Burger lady: What do you want to drink?
Foreign guy: Beer.
Burger lady: We don’t have beer.
Foreign guy: Budweiser.
Burger lady: We don’t have beer, sir.
Foreign guy: No beer? You have no beer?
Burger lady: No, sir.
Foreign guy: Can I see the manager, please?

–Burger King, 33rd & 5th

Overheard by: thomas

Girl: Excuse me, do you have Anbesol?
Cashier guy: Animals? No. No animals.
Girl: No, Anbesol…it’s for gums.
Cashier guy: All of the gums are right here.

–Deli, Astoria

Overheard by: Someone who thought it was “Ambesol”

Cashier chick: Next guest, step down.
Guy: Yeah, can I have a small chicken burger?
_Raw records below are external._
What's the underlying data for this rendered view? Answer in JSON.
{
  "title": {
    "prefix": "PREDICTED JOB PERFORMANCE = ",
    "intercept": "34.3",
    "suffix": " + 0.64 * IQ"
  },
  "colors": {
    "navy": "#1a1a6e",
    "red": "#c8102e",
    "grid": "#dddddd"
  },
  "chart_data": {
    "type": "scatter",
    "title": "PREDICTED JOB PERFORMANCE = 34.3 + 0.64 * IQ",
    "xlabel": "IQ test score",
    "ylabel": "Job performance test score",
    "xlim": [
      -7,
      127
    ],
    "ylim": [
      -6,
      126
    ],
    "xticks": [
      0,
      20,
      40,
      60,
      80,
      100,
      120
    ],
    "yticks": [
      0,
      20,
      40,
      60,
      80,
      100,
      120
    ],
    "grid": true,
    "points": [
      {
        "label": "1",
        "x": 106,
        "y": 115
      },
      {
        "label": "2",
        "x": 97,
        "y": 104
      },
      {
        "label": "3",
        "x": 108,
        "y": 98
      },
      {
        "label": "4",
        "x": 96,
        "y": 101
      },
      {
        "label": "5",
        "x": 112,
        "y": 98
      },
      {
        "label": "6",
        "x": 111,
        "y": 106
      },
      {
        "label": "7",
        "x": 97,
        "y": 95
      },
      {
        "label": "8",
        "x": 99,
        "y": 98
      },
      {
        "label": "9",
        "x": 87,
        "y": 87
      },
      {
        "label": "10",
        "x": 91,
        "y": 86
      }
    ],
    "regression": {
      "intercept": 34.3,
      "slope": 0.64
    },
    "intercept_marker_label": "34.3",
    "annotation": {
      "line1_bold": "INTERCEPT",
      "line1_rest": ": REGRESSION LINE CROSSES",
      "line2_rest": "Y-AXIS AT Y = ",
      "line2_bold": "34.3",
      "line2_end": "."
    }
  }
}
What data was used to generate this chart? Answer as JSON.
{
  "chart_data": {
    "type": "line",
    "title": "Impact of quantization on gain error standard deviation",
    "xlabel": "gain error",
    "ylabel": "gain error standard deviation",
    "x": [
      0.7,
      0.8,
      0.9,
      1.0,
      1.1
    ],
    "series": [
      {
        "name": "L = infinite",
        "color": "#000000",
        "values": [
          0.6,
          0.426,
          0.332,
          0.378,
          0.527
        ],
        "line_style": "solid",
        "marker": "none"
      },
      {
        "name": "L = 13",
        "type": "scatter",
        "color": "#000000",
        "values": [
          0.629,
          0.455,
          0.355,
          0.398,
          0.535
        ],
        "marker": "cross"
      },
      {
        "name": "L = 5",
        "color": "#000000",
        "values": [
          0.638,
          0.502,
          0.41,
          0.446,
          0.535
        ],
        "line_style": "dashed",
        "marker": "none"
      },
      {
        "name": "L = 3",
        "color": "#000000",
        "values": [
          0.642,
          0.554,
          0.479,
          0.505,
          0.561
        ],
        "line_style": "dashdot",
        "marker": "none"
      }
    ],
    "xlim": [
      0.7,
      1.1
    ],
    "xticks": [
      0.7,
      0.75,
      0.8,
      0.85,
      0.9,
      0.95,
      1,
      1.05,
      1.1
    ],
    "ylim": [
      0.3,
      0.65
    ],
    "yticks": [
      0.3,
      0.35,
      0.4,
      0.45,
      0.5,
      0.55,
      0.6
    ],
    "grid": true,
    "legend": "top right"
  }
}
–Wendy’s, 6th Avenue & W. 3rd Street

Overheard by: Scarlet

Girl: Hi, I’d like a medium iced coffee with lots of ice, skim milk and Equal, please.
Cashier chick: What kind of ice?

–Dunkin’ Donuts, Penn Station

Overheard by: devila

Woman: I’d like to order a bacon, egg, and cheese sandwich.
Cashier lady: I’m sorry, ma’am, we’re kosher.
Woman: Oh OK, then make it a sausage, egg, and cheese.

–Nathan’s, LaGuardia

Cashier dude: The only credit cards we accept are American Express.
Old guy: Do you take Visa?

–Costco, LI City

Guy: Hey, can I get some cigarettes?

The newsstand man just rocks back and forth mumbling something.
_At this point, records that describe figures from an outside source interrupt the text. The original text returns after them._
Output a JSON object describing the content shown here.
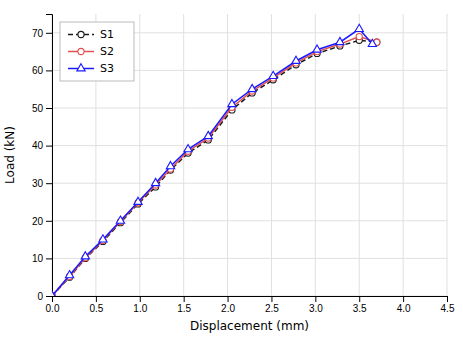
{
  "chart_data": {
    "type": "line",
    "xlabel": "Displacement (mm)",
    "ylabel": "Load (kN)",
    "xlim": [
      0,
      4.5
    ],
    "ylim": [
      0,
      75
    ],
    "xticks": [
      {
        "value": 0.0,
        "label": "0.0"
      },
      0.5,
      {
        "value": 1.0,
        "label": "1.0"
      },
      1.5,
      {
        "value": 2.0,
        "label": "2.0"
      },
      2.5,
      {
        "value": 3.0,
        "label": "3.0"
      },
      3.5,
      {
        "value": 4.0,
        "label": "4.0"
      },
      4.5
    ],
    "yticks": [
      0,
      10,
      20,
      30,
      40,
      50,
      60,
      70
    ],
    "grid": true,
    "legend": "upper left",
    "series": [
      {
        "name": "S1",
        "color": "#1a1a1a",
        "line_style": "dashed",
        "marker": "circle",
        "x": [
          0.0,
          0.2,
          0.38,
          0.58,
          0.78,
          0.98,
          1.18,
          1.35,
          1.55,
          1.78,
          2.05,
          2.28,
          2.52,
          2.78,
          3.02,
          3.28,
          3.5,
          3.7
        ],
        "values": [
          0.0,
          5.0,
          10.0,
          14.5,
          19.5,
          24.5,
          29.0,
          33.5,
          38.0,
          41.5,
          49.5,
          54.0,
          57.5,
          61.5,
          64.5,
          66.5,
          68.0,
          67.5
        ]
      },
      {
        "name": "S2",
        "color": "#e05050",
        "line_style": "solid",
        "marker": "circle",
        "x": [
          0.0,
          0.2,
          0.38,
          0.58,
          0.78,
          0.98,
          1.18,
          1.35,
          1.55,
          1.78,
          2.05,
          2.28,
          2.52,
          2.78,
          3.02,
          3.28,
          3.5,
          3.7
        ],
        "values": [
          0.0,
          5.2,
          10.2,
          14.8,
          19.8,
          24.8,
          29.5,
          33.8,
          38.5,
          42.0,
          50.2,
          54.5,
          58.0,
          62.0,
          65.0,
          67.0,
          69.0,
          67.5
        ]
      },
      {
        "name": "S3",
        "color": "#1a1aff",
        "line_style": "solid",
        "marker": "triangle",
        "x": [
          0.0,
          0.2,
          0.38,
          0.58,
          0.78,
          0.98,
          1.18,
          1.35,
          1.55,
          1.78,
          2.05,
          2.28,
          2.52,
          2.78,
          3.02,
          3.28,
          3.5,
          3.65
        ],
        "values": [
          0.0,
          5.5,
          10.5,
          15.0,
          20.0,
          25.0,
          30.0,
          34.5,
          39.0,
          42.5,
          51.0,
          55.0,
          58.5,
          62.5,
          65.5,
          67.5,
          71.0,
          67.0
        ]
      }
    ]
  }
}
Guy: Excuse me, can I get some cigarettes?!
Newsstand man: …Yes, sir. Cigarettes. Sorry, I was praying.
Guy: Oh. I thought you were masturbating.

–Times Square newsstand

Caribbean guy: Hey, I’m looking for a Jason Ghi-ambi baseball bat.
Store guy: An autographed bat?
Caribbean guy: I’m not paying fifty dollars for no bat.
Store guy: What do you need the bat for?
Caribbean guy: I just really need to bash someone’s head in, you know what I’m saying?
Store guy: You don’t need a Jason Giambi bat for that. Any of these bats can be used for bashing someone in the head.
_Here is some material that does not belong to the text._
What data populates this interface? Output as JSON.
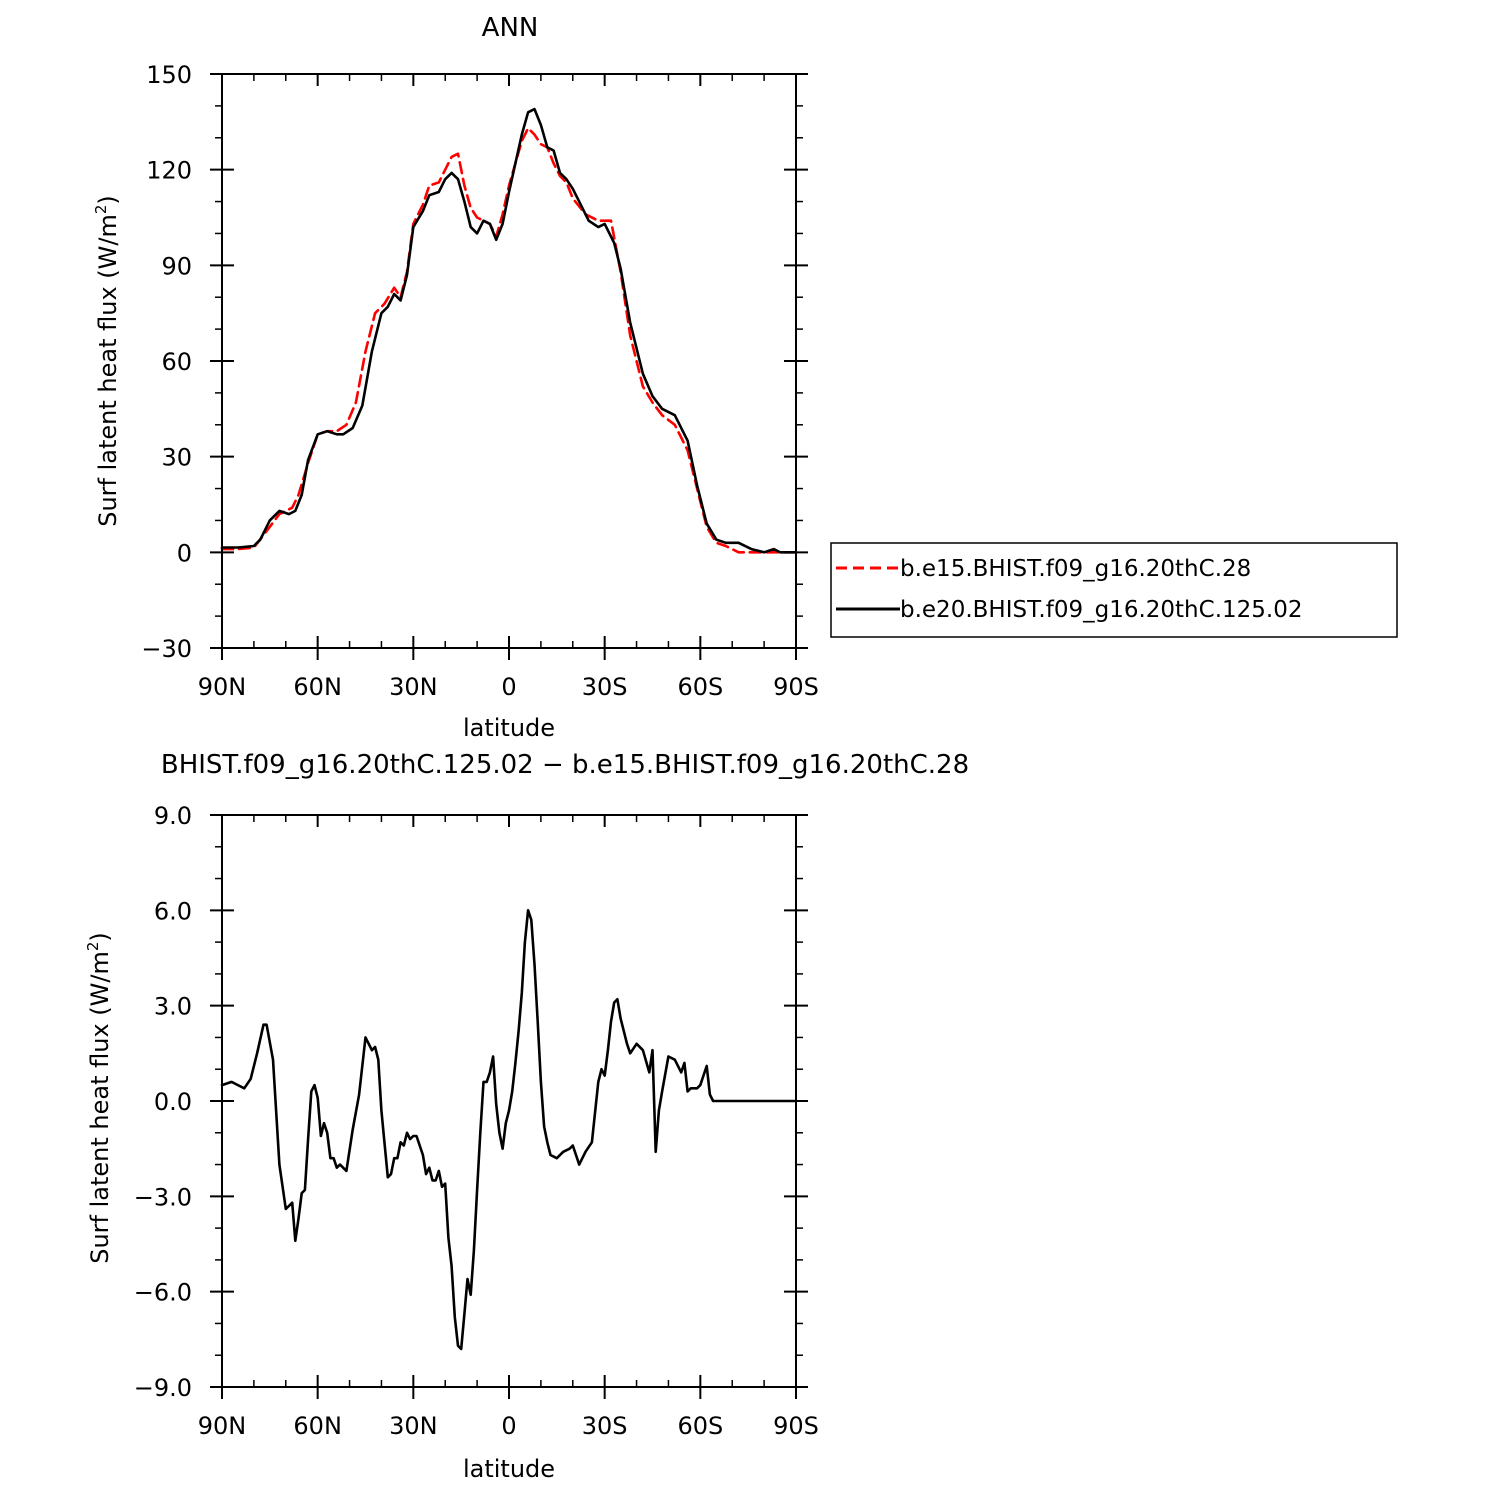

–Triangle Sports, Flatbush

Overheard by: Owen

Tourist chick: Yeah, I like New York, but I could never live here.
Salesguy: Yeah…
Tourist chick: But I mean I love the West Village.
Salesperson: Totally…
Tourist chick: It’s just like so expensive to live here.
Cashier guy: That’ll be $407 please.

–Jack Spade, Greene Street

Overheard by: Quirine

Customer: Christ, there are beautiful women every time I come in here.
Cashier: Yeah! All day long! It hurts!